Sejarah Sidang Isbat
Sidang isbat pertama kali digelar pada tahun 1950 dengan melibatkan para ulama dalam penentuan awal Ramadhan, Syawal, dan Dzulhijjah.
Dalam sidang isbat tersebut, menteri agama mendengarkan paparan dari para ulama dan organisasi massa Islam. Pada tahun 1972, Departemen Agama membentuk Badan Hisab Rukyat (BHR) untuk menyeragamkan pelaksanaan hari raya Islam.

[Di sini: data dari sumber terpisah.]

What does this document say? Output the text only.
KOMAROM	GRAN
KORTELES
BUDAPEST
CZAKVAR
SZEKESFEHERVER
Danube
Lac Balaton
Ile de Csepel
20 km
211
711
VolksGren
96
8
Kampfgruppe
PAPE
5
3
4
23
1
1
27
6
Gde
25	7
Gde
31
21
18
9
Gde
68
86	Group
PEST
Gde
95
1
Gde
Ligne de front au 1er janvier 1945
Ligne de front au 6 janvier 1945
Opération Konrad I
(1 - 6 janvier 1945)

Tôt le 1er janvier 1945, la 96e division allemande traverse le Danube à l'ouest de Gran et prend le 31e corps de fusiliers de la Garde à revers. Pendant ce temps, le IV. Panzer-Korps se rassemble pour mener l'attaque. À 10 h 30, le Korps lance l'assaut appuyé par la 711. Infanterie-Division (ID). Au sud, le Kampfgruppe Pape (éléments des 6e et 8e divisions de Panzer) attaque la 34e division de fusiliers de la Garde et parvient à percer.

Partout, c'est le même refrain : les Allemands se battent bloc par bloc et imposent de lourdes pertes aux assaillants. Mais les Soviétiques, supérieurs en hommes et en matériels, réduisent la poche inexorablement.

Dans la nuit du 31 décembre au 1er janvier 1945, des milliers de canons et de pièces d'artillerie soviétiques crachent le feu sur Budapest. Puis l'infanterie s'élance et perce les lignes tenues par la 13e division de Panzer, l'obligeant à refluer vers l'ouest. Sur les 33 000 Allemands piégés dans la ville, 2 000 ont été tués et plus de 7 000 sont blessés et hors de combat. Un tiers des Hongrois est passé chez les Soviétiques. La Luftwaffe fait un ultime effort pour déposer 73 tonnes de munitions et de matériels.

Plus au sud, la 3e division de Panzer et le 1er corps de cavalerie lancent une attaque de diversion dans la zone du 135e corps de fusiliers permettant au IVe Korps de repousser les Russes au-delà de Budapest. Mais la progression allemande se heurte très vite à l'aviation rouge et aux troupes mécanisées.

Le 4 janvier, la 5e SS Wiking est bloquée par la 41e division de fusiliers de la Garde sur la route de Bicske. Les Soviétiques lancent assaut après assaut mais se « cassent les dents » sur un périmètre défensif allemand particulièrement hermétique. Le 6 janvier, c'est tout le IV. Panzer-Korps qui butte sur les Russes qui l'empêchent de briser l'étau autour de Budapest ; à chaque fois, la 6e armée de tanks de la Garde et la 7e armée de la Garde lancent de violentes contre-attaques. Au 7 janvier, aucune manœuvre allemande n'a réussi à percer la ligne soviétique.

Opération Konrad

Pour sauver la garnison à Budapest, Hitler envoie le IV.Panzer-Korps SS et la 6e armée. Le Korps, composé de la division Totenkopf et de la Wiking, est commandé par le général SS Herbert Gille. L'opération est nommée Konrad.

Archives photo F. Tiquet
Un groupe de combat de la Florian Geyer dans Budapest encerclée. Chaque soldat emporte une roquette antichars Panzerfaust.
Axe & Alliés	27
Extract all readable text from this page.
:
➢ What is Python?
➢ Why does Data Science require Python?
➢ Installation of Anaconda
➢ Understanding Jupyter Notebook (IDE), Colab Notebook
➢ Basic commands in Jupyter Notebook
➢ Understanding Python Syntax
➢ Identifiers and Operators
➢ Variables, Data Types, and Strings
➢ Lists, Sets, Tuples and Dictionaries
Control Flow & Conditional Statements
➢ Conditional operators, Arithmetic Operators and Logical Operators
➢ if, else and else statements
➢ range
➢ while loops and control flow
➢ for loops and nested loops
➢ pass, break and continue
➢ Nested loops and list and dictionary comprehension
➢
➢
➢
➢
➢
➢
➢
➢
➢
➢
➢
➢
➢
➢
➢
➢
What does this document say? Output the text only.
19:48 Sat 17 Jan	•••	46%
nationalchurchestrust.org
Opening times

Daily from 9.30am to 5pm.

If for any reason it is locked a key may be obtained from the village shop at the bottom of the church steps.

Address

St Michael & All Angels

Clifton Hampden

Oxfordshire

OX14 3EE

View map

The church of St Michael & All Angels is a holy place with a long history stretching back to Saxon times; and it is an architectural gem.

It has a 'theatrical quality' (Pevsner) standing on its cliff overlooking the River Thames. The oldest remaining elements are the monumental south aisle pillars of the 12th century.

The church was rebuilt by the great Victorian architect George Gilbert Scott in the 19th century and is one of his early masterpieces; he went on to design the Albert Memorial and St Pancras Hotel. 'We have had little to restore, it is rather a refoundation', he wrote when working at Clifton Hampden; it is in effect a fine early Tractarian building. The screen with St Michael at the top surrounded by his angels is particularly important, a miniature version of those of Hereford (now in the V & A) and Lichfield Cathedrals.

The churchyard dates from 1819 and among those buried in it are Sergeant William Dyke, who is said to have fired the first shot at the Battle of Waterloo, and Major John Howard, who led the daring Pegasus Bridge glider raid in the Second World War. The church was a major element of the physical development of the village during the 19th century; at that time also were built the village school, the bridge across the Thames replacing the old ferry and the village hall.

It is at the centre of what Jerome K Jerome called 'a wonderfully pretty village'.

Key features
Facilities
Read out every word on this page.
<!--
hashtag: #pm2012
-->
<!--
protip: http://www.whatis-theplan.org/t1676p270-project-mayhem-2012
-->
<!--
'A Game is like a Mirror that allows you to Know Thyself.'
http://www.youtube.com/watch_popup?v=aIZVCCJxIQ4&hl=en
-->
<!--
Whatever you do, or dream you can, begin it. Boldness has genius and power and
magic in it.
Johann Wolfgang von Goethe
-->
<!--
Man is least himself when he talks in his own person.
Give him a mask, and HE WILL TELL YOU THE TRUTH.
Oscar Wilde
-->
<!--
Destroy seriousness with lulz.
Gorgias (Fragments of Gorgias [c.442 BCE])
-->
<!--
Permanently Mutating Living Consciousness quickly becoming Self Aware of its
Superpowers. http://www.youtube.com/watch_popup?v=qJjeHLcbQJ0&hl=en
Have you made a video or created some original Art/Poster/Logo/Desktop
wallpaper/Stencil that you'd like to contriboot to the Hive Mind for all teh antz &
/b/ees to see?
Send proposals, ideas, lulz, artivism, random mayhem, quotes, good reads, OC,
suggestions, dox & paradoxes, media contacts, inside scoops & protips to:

BHR dipimpin oleh pakar ilmu falak dari Muhammadiyah, Sa’adoeddin Djambek. Badan tersebut bertugas menentukan hari-hari besar Islam dan hari libur nasional, serta menyeragamkan awal bulan Hijriah yang berhubungan dengan ibadah seperti 1 Ramadhan, 1 Syawal (Idul Fitri), dan 10 Zulhijjah (Idul Adha).
Selain itu, BHR memiliki kewenangan untuk menyelesaikan perbedaan pendapat terkait pandangan ahli hisab dan rukyat. Nama Badan Hisab Rukyat kemudian diubah menjadi Tim Hisab dan Rukyat, dan kemudian menjadi Tim Unifikasi Kalender Hijriah.
Baca Juga: Profil dan Biodata Gelandang Persib Levy Clement Madinda Fokus Menang di Kandang
Dasar hukum sidang isbat tersebut tercantum dalam Pasal 52 A Undang-Undang Nomor 3 Tahun 2006 tentang Perubahan Undang-Undang Nomor 7 Tahun 1989 tentang Peradilan Agama. Pasal tersebut menjelaskan bahwa pengadilan agama memberikan isbat kesaksian rukyat hilal dalam penentuan awal bulan dalam tahun Hijriyah.
Sejak tahun 2013, Kemenag telah mulai mengundang sejumlah duta besar negara sahabat untuk mengikuti sidang isbat.